Он поник, опустив голову.
— Вам нравится ваша работа? — спросил я.
— Да, вполне.
— А как насчет постояльцев?
— С некоторыми возникают трудности, но по большей части они ребята симпатичные.
— Боюсь, не могу сказать вам, что у вас за работа. Понимаю, как это мучительно — не знать, что у тебя за работа и чем ты фактически занимаешься. Да, это нелегко, но я действительно думаю, что вам лучше не предпринимать никаких решительных шагов для выяснения этого. Не надо форсировать события. В конце концов, кому, как не вам, знать о своей работе. Тут никто другой не поможет. И я не смог. Вам остается только спокойно продолжать работать на своем месте и сохранять тот образ мыслей, в котором вы пребываете в настоящее время. Боюсь, это все, что я могу предложить.
— Понял, — откликнулся мужчина. — Я попытаюсь. Но какого образа мыслей мне придерживаться в дальнейшем?
Когда он уже встал, собираясь на выход, я все же решился дать ему какой-никакой, а совет.
— Думайте сердцем, — сказал я.
— Думать сердцем, говорите? Я подумаю.
И мужчина побрел на свое рабочее место.
9
Ученики разошлись.
Я сидел в одиночестве в «классной», размышляя о событиях минувшего дня.
Не пытался ли я влиять на учащихся собственной системой ценностей и эстетических воззрений?
Оставался ли терпеливым и снисходительным?
Не покрикивал ли на них за недопустимые в классе слова?
Не представал ли перед ними всевидящим всезнайкой?
Шел ли с ними рука об руку к месту, от которого остается лишь шаг до «поэзии», не делая при этом ложных шагов в сторону?
В термосе оставалось еще немного фирменного кофе Книги Песен. Я допил остатки.
Смеркалось.
Комната постепенно тонула во мраке.
10
Сидя в кромешной тьме «Поэтической Школы», я стал размышлять о стихах, которые когда-нибудь напишут мои ученики.
Среди них, несомненно, будут прекрасные, пленяющие силой и простотой. Конечно, будут там и слабые, и вовсе безобразные.
Среди них окажутся и странные, и грубые, и маловразумительные, некоторые будут выглядеть просто чудовищными, другие разочаровывающими, или незрелыми, или инфантильными, другие же просто смешными или настолько уморительными, что их с трудом можно будет читать, чтобы не расхохотаться, некоторые будут строго придерживаться правил, другие же просто понятия не иметь, что какие-то правила существуют, некоторые будут вводить в замешательство, некоторые лгать, а некоторые окажутся чересчур претенциозными.
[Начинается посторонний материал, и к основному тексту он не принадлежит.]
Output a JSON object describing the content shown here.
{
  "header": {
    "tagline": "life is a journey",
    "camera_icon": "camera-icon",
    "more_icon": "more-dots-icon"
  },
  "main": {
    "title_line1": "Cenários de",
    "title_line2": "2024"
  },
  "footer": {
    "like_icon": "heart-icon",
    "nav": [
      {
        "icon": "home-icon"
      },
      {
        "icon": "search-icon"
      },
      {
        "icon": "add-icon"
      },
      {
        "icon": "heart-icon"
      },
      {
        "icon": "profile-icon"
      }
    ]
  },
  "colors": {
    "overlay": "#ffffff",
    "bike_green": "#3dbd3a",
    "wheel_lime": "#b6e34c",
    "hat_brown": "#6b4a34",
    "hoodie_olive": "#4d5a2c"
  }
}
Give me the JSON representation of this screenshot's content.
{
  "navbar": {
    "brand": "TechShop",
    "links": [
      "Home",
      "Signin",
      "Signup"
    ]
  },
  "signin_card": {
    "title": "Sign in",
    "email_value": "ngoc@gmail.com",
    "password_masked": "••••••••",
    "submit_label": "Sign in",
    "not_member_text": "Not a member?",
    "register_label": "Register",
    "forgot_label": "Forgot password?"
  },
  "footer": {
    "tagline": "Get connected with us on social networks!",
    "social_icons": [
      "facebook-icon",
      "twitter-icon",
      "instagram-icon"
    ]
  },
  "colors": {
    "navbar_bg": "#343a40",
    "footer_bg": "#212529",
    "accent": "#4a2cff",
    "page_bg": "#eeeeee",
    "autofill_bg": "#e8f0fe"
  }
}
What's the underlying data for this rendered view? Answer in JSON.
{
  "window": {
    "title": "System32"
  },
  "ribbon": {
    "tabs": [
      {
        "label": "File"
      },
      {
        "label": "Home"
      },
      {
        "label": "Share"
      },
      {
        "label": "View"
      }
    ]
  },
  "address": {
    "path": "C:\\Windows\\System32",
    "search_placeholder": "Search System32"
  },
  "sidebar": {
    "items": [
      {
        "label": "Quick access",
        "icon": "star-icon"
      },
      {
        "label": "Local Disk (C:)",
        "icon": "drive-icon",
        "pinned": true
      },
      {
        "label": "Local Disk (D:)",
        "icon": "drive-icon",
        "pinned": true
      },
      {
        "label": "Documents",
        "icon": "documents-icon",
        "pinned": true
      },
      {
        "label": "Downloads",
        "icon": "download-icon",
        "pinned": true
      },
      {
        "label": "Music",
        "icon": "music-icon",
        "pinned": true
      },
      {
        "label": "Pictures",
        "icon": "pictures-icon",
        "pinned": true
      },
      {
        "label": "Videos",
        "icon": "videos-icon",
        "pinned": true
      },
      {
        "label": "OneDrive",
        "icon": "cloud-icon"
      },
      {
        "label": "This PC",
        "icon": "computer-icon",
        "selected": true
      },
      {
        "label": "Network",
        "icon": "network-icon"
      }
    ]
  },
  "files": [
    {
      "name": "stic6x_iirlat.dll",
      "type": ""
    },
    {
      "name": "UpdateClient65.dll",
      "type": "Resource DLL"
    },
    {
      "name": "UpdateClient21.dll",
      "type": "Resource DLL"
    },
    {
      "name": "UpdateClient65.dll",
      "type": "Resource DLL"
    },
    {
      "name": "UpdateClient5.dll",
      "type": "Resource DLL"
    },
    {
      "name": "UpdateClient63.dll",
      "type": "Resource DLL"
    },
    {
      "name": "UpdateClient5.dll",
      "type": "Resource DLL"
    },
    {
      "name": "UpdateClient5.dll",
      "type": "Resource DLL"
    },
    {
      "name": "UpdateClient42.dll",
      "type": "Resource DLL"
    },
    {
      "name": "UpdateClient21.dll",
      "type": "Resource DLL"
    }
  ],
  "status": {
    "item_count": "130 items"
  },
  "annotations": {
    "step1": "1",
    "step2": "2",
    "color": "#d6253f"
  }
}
Среди них будет все что угодно, кроме хороших стихов.
Я встал и двинулся к выходу из классной комнаты.
11
Книга Песен, одетая в желтое «му-му», дремала в кресле-качалке, вытянув ноги перед собой. «Генрих IV» слегка перебрал и валялся у ее ног.
— Ня-ау, нья-а-а-у! — плакался «Генрих IV». В таком состоянии он даже мяукать как следует был не способен.
— А ну успокойся. Может, пора уже завязывать? Потом будет поздно, сам знаешь — с алкоголем шутки плохи.
«Генрих IV» сделал вид, будто не понимает, о чем говорят, и издал несколько продолжительных «му-о-о, му-о-о». Имитация коровьего мычания была коронной шуточкой «Генриха IV».
Упершись башкой в пол на манер быка на корриде и продолжая свой «мык», «Генрих IV» попытался атаковать мои ноги. Я посадил его под арест, бросив в плетенную из ивы тюрьму.
Еще некоторое время после того, как за ним захлопнулась крышка, «Генрих IV» продолжал взывать оттуда. Постепенно протест его от мычания перешел на откровенно собачий лай, а еще через некоторое время превратился в «кукареку». Вскоре петушиный крик оборвался храпом.
Я откинул крышку корзинки.
— Прости, — сказал я.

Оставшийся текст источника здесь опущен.